Let’s go phishing Saturday, 15 October 2016

News article written by Corbett Communications. The statements made or opinions expressed do not necessarily reflect the views of Engineers Australia

Like many government departments, The Australian Signals Directorate (ASD) has decided to outsource some of its work. Except the ASD is an intelligence agency headquartered in Canberra under the remit of the Australian Government Department of Defence. It is looking for “offensive and defensive specialists” to deal with classified information where you can get a “licence to hack” and go covert. Sounds like it’s straight out of ABC TV’s cyber thriller series The Code but it’s not, it’s for real, and it could be your future job if you make the grade.

The ASD collects and analyses foreign signals intelligence, known as Sigint, and supports military and strategic decision-making. The agency also provides advice and assistance to state and federal authorities in relation to security and integrity of information and co-ordinates and assists with operation responses to cyber incidents of national importance across government and systems of national importance. This is known as InfoSec.

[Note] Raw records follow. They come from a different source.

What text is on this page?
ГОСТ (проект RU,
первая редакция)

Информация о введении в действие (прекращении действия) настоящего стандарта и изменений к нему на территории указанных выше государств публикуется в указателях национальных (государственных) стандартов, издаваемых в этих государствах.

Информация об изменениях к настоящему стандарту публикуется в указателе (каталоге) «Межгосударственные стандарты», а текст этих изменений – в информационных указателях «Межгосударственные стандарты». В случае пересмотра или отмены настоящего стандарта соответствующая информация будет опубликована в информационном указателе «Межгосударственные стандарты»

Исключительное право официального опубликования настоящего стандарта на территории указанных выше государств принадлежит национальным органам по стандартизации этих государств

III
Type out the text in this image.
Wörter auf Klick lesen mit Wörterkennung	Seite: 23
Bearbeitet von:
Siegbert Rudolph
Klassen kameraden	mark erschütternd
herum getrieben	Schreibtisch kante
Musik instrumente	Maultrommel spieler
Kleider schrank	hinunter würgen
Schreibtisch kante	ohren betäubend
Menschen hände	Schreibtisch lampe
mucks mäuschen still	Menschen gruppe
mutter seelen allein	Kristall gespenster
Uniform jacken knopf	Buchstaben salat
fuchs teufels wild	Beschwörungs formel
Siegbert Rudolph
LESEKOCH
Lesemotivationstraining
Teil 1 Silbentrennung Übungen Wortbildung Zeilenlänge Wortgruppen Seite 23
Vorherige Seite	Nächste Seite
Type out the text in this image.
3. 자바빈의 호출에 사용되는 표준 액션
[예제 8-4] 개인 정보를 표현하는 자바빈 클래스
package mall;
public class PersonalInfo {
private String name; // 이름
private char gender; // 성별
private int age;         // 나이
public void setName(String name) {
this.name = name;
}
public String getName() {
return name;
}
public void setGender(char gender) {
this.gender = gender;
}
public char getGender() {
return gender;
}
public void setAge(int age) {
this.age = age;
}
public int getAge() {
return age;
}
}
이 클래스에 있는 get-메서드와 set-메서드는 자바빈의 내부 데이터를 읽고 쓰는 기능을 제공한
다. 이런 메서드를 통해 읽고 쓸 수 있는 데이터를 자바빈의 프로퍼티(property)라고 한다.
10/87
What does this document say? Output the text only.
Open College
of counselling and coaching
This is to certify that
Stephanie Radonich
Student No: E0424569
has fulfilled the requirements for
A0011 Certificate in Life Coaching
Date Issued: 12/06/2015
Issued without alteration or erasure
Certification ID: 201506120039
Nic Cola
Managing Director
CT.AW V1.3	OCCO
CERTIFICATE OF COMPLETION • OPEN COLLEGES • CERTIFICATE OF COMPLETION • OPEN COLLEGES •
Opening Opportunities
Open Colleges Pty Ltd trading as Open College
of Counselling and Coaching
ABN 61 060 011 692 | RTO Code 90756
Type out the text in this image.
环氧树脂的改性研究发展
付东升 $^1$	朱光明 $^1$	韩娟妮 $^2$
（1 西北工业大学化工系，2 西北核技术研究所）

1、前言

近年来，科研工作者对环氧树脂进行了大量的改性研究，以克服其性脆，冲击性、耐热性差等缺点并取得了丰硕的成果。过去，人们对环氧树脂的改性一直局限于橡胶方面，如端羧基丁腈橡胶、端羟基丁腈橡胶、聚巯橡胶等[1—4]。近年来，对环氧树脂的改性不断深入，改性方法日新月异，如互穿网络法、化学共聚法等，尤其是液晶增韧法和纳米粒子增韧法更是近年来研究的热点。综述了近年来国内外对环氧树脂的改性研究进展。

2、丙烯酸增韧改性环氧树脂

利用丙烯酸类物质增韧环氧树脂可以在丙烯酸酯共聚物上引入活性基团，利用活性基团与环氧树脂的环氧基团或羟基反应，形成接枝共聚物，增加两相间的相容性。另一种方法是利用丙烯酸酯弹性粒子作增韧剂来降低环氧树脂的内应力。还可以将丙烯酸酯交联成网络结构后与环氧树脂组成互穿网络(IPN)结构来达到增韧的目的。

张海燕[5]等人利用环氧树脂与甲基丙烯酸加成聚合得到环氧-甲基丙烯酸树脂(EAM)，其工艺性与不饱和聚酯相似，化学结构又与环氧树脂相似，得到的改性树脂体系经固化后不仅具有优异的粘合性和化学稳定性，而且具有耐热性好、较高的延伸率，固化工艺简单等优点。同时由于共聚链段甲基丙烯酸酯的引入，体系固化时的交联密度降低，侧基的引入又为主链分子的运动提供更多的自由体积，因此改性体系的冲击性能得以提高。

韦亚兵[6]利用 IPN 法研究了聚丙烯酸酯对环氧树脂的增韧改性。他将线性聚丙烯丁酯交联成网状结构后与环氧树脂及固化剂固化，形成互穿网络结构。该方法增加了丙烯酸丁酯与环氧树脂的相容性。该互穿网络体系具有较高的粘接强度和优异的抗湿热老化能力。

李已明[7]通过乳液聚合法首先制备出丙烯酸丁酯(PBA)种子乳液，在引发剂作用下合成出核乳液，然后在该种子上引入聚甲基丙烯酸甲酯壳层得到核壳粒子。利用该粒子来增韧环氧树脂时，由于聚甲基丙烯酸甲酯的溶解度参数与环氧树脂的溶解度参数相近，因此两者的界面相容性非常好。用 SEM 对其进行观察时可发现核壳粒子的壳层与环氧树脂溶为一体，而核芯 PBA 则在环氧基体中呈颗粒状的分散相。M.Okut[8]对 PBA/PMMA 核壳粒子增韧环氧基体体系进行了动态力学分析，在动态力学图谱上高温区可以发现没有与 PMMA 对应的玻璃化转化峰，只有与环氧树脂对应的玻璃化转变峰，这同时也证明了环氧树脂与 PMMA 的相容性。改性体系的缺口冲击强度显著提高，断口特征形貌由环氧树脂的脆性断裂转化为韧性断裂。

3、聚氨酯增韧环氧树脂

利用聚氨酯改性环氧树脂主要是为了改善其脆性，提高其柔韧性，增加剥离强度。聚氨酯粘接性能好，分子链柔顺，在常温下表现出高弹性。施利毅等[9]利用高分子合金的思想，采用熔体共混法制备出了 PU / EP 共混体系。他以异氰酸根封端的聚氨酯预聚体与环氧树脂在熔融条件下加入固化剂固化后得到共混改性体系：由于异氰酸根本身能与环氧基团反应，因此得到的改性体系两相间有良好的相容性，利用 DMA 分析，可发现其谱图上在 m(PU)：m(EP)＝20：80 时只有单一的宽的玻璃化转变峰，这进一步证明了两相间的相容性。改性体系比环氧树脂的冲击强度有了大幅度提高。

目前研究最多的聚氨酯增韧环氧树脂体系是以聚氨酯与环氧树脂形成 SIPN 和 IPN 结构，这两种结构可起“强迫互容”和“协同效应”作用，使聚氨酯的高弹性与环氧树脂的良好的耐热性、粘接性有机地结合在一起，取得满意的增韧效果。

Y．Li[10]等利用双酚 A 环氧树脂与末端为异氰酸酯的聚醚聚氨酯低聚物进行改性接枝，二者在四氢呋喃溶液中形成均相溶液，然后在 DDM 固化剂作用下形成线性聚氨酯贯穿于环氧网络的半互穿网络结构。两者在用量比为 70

ASD’s motto spells out what the agency does: ‘Reveal their secrets - Protect our own' and in its own words the motto, “accurately summarises our two roles. One is collecting foreign intelligence by interception. The other is information and cyber security – stopping others from doing the same to us”.

Earlier this year, the Department of Defence put out to tender for “the provision of business management, technical ICT and related skill sets to the Defence Intelligence Agencies (‘DIAs’), in relation to the development and support of capability used by the DIAs in the conduct of their core functions”. It said the Commonwealth had decided to establish a Technical Support Services Panel (TSS Panel) of service providers to provide services to DIAs as required. The panel would be required to source a range of technical ICT, business management and related skill sets to be used to support ICT operations and capability development by the ASD, with a timeframe by December 2016.

The Tender documents revealed the ASD is planning to expand its three discrete ‘protected’ level IT environments to 15 'protected' and 'unclassified' zones over the next three years, according to IT News. This would see an increase in its physical servers from 20 to 150, user endpoints expand from 100 to 600, virtual machines grow from 100 to 1000, and storage requirements increase from 200TB to 10PB. System developers will work on everything from architecture to system design, testing and implementation. They may also be tasked with providing infrastructure solutions which could include hybrid cloud environments.